Study: New 3D-printed superalloy could help reduce carbon emissions from power plants

According to a new study, researchers have found that a 3D-printed superalloy could help power plant generate more electricity and produce less carbon.

The superalloy was created by scientists from Sandia National Laboratories in the USA. It has an unusual composition that makes it stronger than other state-of-the art materials currently used in gas turbine machinery.

A superalloy or high-performance metal alloy is an alloy that can operate at a high percentage of its melting point.

The study suggests that there is a new class in similar alloys that could be discovered as the world searches for ways to reduce greenhouse gases emissions.

The team published its findings in the journal Applied Materials Today.

Andrew Kustas, Sandia scientist said that “we’re showing this material can access previously impossible combinations of high strength. low weight. and high-temperature resilience.”

Kustas stated that additive manufacturing is a key reason why they achieved this feat.

Additive Manufacturing, also known by 3D printing is a versatile manufacturing process that is energy-efficient and versatile. A high-power laser is used to flash-melt materials, usually plastics or metals. This is a common printing method. The printer then deposits the material in layers and builds an object as the molten material cools rapidly.

However, this research shows how the technology can be repurposed in a fast and efficient way to make new materials.

Sandia team members used 3D printers to quickly melt powdered metals, then print a sample.

Sandia’s creation is also a significant shift in alloy development, as no single metal makes up more that half of the material. The scientists stated that steel is 98 percent iron and carbon combined, among other elements.

Kustas said, “Iron combined with a pinch of carbon changed our world.”

“There are many examples where two or more elements have been combined to create a useful engineering alloy.

“Now, we are starting to go into four or five materials or more within a single material.
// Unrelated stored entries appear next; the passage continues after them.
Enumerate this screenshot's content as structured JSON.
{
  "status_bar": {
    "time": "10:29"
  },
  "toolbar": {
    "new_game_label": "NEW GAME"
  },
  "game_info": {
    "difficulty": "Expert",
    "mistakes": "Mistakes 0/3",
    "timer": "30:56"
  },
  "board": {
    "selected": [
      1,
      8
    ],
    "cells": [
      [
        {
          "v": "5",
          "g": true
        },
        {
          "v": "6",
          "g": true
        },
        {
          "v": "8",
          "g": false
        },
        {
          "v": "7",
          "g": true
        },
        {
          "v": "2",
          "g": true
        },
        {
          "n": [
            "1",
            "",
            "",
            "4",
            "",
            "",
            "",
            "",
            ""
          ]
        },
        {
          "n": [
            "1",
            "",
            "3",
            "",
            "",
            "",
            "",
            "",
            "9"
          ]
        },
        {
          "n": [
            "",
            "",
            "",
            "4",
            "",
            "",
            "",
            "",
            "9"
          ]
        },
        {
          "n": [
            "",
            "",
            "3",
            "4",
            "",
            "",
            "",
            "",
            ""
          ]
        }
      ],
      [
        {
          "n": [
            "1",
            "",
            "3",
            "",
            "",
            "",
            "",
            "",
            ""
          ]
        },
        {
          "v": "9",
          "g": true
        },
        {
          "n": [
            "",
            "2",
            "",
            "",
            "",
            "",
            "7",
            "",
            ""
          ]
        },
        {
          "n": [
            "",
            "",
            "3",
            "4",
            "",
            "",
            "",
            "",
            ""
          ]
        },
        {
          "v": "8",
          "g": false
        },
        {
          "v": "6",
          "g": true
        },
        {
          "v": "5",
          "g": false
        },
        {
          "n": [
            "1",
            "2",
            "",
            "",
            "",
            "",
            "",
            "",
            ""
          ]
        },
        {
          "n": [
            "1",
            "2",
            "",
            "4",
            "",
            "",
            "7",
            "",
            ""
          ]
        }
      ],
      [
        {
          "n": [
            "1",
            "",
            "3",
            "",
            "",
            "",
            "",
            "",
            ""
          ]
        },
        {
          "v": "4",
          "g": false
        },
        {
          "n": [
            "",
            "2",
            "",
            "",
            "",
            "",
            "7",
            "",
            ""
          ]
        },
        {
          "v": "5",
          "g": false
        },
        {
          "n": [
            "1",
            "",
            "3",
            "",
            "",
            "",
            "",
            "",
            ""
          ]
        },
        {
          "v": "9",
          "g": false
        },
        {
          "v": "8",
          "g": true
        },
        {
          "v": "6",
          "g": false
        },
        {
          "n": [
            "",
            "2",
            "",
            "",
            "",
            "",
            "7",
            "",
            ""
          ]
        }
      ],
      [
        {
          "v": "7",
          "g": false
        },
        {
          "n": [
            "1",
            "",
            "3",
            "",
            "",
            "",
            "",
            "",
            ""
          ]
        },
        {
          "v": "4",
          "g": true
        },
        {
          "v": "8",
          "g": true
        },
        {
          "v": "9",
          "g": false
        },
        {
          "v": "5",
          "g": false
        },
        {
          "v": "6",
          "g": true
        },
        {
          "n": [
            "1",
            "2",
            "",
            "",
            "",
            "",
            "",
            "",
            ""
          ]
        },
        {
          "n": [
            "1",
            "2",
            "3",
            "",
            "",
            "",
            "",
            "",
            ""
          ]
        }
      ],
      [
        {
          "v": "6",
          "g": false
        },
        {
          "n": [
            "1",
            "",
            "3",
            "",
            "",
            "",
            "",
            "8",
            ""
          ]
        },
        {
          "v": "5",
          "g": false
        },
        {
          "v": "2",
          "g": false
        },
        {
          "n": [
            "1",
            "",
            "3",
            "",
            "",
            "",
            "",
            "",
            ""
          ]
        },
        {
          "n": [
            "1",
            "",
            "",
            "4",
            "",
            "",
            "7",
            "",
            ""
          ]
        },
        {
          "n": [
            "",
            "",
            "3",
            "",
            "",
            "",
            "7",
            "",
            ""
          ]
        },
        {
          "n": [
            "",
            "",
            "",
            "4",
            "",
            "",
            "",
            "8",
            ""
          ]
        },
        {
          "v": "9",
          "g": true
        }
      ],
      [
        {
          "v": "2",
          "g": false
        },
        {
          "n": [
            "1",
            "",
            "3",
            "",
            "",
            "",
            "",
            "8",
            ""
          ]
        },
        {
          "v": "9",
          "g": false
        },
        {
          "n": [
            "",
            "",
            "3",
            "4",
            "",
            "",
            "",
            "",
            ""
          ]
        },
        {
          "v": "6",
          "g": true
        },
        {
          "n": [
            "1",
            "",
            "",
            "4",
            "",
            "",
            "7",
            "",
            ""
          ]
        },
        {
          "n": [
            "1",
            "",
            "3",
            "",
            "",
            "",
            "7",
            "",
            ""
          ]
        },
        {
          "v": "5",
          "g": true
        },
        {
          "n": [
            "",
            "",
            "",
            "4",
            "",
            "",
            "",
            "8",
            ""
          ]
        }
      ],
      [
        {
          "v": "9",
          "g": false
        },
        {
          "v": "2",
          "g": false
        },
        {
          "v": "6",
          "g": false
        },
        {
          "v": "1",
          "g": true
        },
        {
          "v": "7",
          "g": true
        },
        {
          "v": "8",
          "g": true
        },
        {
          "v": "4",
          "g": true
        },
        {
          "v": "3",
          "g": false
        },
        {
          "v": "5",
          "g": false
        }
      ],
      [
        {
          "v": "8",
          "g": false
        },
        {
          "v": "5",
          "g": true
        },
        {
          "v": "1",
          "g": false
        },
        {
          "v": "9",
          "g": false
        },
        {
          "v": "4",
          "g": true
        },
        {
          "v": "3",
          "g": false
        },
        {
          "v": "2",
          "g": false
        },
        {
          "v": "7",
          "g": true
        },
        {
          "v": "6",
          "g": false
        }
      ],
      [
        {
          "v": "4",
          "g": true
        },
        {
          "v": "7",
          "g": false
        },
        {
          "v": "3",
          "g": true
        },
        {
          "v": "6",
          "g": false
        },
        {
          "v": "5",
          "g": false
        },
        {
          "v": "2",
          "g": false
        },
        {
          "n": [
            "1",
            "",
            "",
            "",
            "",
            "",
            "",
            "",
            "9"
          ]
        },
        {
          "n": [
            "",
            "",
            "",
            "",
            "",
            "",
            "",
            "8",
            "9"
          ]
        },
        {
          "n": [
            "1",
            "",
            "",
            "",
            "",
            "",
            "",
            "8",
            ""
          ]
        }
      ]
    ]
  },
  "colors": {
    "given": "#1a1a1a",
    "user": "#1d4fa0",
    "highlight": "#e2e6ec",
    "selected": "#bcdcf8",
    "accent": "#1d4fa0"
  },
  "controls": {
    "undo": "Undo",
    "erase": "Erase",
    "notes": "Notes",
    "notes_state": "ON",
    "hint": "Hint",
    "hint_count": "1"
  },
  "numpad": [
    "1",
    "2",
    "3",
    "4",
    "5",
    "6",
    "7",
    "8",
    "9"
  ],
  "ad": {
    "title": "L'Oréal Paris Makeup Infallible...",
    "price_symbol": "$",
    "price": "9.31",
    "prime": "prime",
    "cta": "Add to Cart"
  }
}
Kustas stated that this is when the material science and metallurgical perspectives really start to be interesting and challenging.

According to the US Energy Information Administration (US Energy Information Administration), around 80 percent of electricity comes from nuclear power plants and fossil fuels.

Both types rely on heat to power turbines that produce electricity.

The hot metal turbine parts can make power plants less efficient.

According to Sal Rodriguez, a Sandia nuclear engineer, turbines that can operate at higher temperatures “will convert more energy to electricity while reducing the amount heat released to the atmosphere.” He did not participate in the research.

According to the study Sandia’s experiments found that the new superalloy – 42% aluminum, 25% titanium, 13% niobium; 8 percent zirconium; 8 percent molybdenum; and 4 percent tantalum – was stronger at 800° Celsius or 1,472° Fahrenheit than many high-performance alloys. It also proved stronger when brought back to room temperature.

Rodriguez stated that this is a win-win situation for both the environment and energy.

The findings could not only benefit energy but also other industries.

Aerospace researchers are looking for lightweight materials that can withstand high heat, according to the researchers.

Nic Argibay, Iowa State University scientist, stated that Ames National Laboratory and Sandia are working with industry to see how alloys like these could be used in automotive industry.

“Electronic Structure Theory led by Ames Lab was able atomic origins of these useful property and we are now optimizing this new alloy to address manufacturing and scalability issues,” Argibay stated.